In the photos, one of the women is seen holding up a blue-and-white sign with the message
“You Should Be Here” — a tagline for the Malaysia-based WorldVentures travel club.
However, WorldVentures told the New Straits Times that they hadn’t organized the trip and guessed that some members of the travel club might have arranged it themselves, adding that the club places top priority on conserving and preserving the marine habitat.
Either way, the tourists’ behavior shocked local divers, according to the New Straits Times. Malaysia 2016 “Sea creatures should be respected. Euro currency symbol As ‘visitors’ in their habitat, we should not simply touch anything under the water, let alone take it out to pose with for pictures,” said one diver. Malaysia currency exchange rate today “Such behavior would stress the starfish and even the corals, which might cause them to die.”
“We are not supposed to touch corals, as our hands are contaminated with bacteria, which can kill them, as they are very sensitive,” another diver concurred. Malaysia places to go “We are supposed to protect them, and such behavior could damage the ecosystem.”
While the photos have outraged Facebook users, causing them to curse the ignorance and/or stupidity of the “Chinese tourists,” so far, there isn’t any actual evidence that the tourists in the photos are from China.
Earlier this year, pictures of a large group of Asian tourists frolicking naked at night on the sands of a Hua Hin beach in Thailand went viral on the Internet and locals quickly jumped to the conclusion that the “immoral” tourists must be from China. Malaysia currency rate in pakistan Nope, turns out they were Japanese.

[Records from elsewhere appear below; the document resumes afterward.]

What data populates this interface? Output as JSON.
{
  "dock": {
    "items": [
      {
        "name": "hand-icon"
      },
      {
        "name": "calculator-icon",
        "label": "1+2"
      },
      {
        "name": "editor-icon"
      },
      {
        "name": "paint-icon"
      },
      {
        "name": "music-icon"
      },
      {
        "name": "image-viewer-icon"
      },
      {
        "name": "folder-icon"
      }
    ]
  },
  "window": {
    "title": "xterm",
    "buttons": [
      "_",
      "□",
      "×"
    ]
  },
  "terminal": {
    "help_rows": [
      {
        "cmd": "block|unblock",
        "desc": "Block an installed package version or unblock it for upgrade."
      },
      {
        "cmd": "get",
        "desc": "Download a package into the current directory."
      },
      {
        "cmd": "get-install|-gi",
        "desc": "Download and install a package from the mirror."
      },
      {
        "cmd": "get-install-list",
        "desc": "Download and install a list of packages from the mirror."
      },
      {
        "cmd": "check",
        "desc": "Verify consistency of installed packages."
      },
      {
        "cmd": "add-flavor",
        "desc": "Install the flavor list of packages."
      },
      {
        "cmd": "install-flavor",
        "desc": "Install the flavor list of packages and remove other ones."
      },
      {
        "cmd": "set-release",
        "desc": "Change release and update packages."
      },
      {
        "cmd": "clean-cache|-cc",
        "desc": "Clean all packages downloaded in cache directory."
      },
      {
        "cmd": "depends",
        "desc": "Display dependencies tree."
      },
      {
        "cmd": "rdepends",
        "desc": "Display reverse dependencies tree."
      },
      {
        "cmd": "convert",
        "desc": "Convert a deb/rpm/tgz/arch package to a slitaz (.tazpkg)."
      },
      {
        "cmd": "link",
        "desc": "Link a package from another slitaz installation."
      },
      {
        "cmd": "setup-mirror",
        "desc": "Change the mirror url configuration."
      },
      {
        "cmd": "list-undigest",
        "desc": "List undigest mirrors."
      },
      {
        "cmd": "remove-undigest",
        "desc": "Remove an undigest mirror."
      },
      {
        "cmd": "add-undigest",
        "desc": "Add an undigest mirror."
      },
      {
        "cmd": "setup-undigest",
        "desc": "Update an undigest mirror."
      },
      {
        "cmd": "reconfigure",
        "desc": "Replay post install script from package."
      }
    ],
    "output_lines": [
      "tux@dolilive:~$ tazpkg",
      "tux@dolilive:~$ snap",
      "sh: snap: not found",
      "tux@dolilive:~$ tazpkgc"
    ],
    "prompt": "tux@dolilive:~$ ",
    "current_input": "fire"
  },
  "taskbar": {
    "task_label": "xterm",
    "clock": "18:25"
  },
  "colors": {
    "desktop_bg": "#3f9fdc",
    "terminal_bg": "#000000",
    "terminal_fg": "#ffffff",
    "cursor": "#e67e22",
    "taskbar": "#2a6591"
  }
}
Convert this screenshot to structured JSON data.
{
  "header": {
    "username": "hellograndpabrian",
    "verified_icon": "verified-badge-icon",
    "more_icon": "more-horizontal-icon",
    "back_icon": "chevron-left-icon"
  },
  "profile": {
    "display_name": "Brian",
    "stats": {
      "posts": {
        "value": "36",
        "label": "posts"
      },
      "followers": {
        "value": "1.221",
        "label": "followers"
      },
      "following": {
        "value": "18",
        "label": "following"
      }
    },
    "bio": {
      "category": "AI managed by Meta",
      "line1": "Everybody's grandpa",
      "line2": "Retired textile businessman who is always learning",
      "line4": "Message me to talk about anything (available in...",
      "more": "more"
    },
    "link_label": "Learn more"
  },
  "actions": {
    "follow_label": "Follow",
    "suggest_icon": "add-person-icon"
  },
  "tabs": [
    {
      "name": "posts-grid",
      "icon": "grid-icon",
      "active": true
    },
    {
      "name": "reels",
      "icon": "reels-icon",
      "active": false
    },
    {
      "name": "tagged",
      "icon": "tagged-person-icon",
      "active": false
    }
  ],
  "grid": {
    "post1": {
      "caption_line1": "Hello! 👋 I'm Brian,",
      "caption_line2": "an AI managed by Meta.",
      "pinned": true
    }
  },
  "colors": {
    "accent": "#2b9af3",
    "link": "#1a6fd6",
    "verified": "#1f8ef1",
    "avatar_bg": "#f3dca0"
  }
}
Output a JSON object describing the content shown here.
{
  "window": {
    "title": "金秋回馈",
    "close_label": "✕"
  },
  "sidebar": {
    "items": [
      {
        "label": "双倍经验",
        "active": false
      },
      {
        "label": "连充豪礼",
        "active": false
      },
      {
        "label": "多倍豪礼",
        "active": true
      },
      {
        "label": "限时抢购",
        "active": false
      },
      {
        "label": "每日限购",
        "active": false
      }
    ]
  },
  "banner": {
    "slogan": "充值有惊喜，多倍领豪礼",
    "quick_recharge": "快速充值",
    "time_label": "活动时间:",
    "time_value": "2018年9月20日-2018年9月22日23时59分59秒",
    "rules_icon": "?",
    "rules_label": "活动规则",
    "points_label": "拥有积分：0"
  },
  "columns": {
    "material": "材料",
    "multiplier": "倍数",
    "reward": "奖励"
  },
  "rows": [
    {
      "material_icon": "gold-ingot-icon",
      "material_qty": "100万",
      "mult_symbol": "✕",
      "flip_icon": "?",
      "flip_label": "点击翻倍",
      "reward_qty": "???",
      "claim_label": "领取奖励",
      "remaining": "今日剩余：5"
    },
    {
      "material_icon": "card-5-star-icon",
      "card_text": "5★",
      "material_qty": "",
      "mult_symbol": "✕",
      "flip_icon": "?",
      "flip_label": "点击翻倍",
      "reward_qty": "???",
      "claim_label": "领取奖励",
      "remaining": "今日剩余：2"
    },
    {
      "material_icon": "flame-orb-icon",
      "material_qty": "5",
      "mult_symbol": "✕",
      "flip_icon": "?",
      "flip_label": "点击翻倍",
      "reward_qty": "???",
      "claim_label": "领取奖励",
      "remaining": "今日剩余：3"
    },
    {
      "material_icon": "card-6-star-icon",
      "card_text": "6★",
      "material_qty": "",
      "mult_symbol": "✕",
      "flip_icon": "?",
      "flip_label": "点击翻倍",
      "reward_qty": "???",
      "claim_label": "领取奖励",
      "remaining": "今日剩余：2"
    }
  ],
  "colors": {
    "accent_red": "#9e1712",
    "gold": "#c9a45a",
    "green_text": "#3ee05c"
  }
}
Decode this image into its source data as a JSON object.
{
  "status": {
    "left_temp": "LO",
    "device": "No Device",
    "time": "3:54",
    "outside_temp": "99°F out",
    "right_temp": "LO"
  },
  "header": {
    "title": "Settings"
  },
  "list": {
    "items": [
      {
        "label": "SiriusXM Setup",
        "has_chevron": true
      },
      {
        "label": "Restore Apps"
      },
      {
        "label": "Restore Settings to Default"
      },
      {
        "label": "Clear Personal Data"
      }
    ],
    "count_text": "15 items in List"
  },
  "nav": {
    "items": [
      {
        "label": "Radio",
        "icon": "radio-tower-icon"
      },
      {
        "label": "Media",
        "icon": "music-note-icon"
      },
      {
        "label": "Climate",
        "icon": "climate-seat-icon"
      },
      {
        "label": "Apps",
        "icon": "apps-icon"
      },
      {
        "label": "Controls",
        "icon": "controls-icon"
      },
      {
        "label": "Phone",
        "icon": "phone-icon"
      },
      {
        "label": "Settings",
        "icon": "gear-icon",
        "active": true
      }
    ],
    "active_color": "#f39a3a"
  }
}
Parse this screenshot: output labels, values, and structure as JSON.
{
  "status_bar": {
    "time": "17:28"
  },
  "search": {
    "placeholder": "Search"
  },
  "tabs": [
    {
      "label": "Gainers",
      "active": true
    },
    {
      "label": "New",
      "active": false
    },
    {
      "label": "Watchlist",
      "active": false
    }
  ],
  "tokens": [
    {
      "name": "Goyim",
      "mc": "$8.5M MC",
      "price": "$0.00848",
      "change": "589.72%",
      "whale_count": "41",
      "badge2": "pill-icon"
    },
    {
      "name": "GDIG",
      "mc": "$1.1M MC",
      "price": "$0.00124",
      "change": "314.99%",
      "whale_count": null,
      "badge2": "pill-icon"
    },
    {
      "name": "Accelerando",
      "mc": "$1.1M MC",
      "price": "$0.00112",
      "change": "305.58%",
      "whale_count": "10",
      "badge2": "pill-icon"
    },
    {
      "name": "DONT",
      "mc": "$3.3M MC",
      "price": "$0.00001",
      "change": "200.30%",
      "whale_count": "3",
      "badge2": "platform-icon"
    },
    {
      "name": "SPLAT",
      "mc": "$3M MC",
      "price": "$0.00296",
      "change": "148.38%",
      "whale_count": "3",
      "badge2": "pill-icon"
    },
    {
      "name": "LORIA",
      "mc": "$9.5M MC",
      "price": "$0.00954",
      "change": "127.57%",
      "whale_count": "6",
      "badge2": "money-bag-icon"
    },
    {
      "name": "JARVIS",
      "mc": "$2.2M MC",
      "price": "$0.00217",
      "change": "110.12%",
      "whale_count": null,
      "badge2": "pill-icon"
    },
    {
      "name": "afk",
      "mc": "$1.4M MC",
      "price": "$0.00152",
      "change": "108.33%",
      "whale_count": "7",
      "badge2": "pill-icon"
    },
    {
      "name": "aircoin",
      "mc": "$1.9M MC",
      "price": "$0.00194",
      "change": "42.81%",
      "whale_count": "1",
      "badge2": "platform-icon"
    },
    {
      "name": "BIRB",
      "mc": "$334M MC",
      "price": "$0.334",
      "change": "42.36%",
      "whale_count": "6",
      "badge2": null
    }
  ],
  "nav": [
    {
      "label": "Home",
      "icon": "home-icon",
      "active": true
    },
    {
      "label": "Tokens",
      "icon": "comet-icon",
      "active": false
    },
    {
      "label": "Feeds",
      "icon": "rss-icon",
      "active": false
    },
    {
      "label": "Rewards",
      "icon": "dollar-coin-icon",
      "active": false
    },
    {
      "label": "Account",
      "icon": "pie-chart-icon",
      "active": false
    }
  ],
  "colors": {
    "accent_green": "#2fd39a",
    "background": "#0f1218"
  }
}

Following the disappearance of Malaysia Airlines Flight 370 to Beijing in March 2014, Malaysia has been trying hard to win back Chinese tourists with new visa arrangements and a greater number of direct flights. Current exchange rate euro to ringgit malaysia That effort seems to be paying off with more and more Chinese tourists returning to Malaysia in droves.
Of course, as residents of the South Korean resort island of Jeju know, that also means an increase in “bad behavior.” Around this time last year, outrage erupted online after a series of nude photos featuring Chinese tourists on a Malaysian beach leaked onto the internet for all to see.